Du reste, leurs habitants, généralement très arriérés, seraien sans doutebeaucoup moins accessibles aux impulsions des agitateurs politiques s'ils n'étaient en quelque sorte réduits au désespoir par l'insécurité et la misère; il est bien permis de croire que la grande masse des paysans macédoniens ne demanderait pas mieux que de se livrer tranquillement à ses travaux, le jour où elle serait assurée d'en recueillir le profit.

On pourrait donc poser comme suit la question des réformes en Macédoine: Est-il possible, sans opérer un remaniement territorial et sans prendre de mesures qui puissent en être considérés comme la préface, de mettre fin aux abus dont souffrent dans ces provinces les populations de toute race et de toute religion?

On sait comment la fameuse Charte de Gul-Hané a proclamé, dès 1839, le principe de l'égalité des droits de tous les sujets ottomans et comment l'ensemble des mesures qui en furent la suite a doté la Turquie de la plupart des institutions et des Codes de l'Europe occidentale. Si cette législation moderne était appliquée dans sa lettre et dans son esprit, on n'entendrait plus formuler contre l'administration ottomane les mêmes griefs que l'on a répétés contre elle depuis des siècles. On pourrait donc ramener encore la question des réformes à la suivante : existe-t-il un moyen d'assurer dans ce pays la stricte application des lois existantes? La question, sans doute, n'est pas simple, puisque tous les édits de soi-disant réformes par lesquels le Sultan se plaît, de temps à autre, à donner une satisfaction apparente aux observations des puissances, ne sont jamais autre chose que la nouvelle proclamation, en termes plus ou moins confus, de principes depuis longtemps inscrits dans la législation ottomane, mais qui, après comme avant, demeurent sans application et sans sanction.

On devrait désespérer de toute amélioration s'il était établi que le fonctionnaire ottoman est nécessairement incapable et prévaricateur.

Or, sans parler de nombreuses et honorables exceptions, l'expérience faite par des administrations telles que la Régie des tabacs et de la Dette publique prouvent qu'il est possible de constituer avec ces éléments des services d'une régularité presque parfaite. Mais ce résultat est subordonné à deux conditions: 1o Payement régulier des agents; 2° établissement des responsabilités comportant la sanction de récompenses pour les bons servises et de punitions pour les abus.

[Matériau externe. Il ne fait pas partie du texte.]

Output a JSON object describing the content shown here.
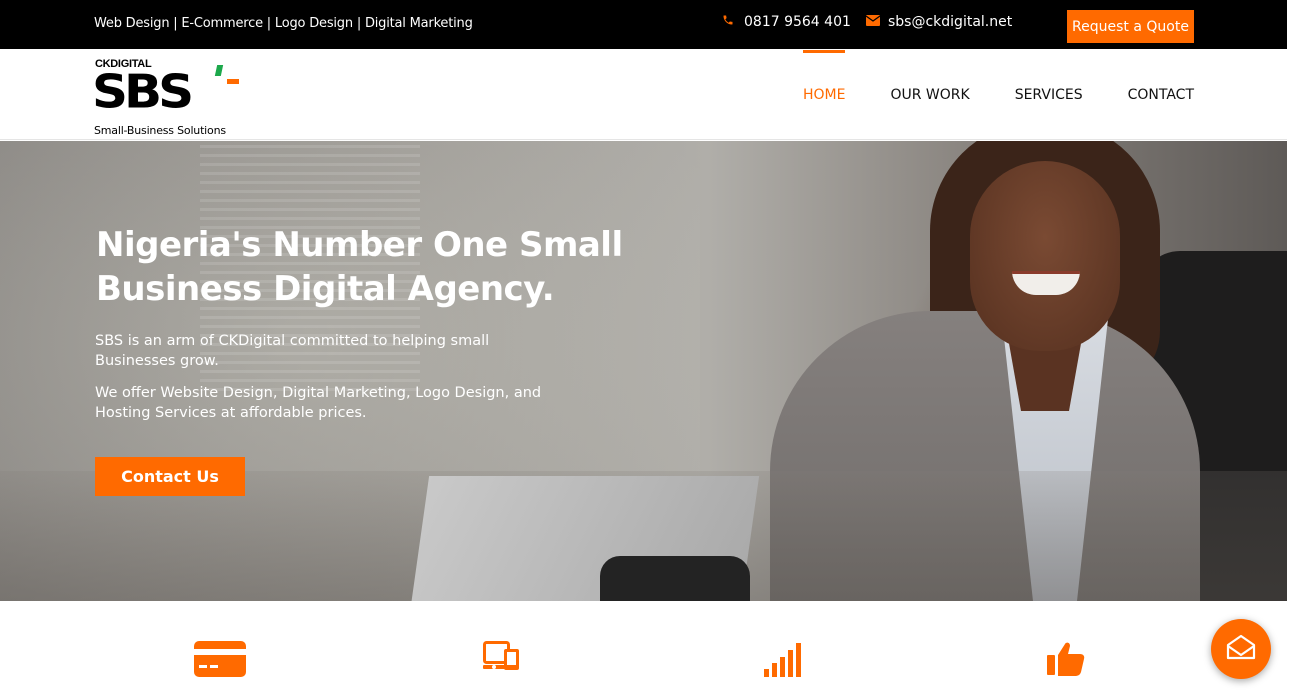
{
  "topbar": {
    "services_text": "Web Design | E-Commerce | Logo Design | Digital Marketing",
    "phone_icon": "phone-icon",
    "phone": "0817 9564 401",
    "email_icon": "envelope-icon",
    "email": "sbs@ckdigital.net",
    "quote_button": "Request a Quote"
  },
  "logo": {
    "brand_top": "CKDIGITAL",
    "brand_main": "SBS",
    "brand_sub": "Small-Business Solutions"
  },
  "nav": {
    "items": [
      {
        "label": "HOME",
        "active": true
      },
      {
        "label": "OUR WORK",
        "active": false
      },
      {
        "label": "SERVICES",
        "active": false
      },
      {
        "label": "CONTACT",
        "active": false
      }
    ]
  },
  "hero": {
    "title": "Nigeria's Number One Small Business Digital Agency.",
    "paragraph_1": "SBS is an arm of CKDigital committed to helping small Businesses grow.",
    "paragraph_2": "We offer Website Design, Digital Marketing, Logo Design, and Hosting Services at affordable prices.",
    "cta_button": "Contact Us"
  },
  "features": {
    "icons": [
      "credit-card-icon",
      "devices-icon",
      "signal-bars-icon",
      "thumbs-up-icon"
    ]
  },
  "floating_button": {
    "icon": "envelope-open-icon"
  },
  "colors": {
    "accent": "#ff6a00",
    "topbar_bg": "#000000",
    "nav_text": "#111111",
    "flag_green": "#1ca84b"
  }
}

Or, en l'état actuel, ces deux conditions font défaut dans les administrations publiques ottomanes.

1o Les traitements sont irrégulièrement payės; malgré les règlements qui ordonnent d'acquitter avant tous autres les traitements des petits fonctionnaires, ceux-ci ne sont jamais payés que sur ce que les dépenses de l'armée, les demandes d'argent pour Constantinople et les traitements des privilégiés laissent de fonds disponibles dans les caisses provinciales.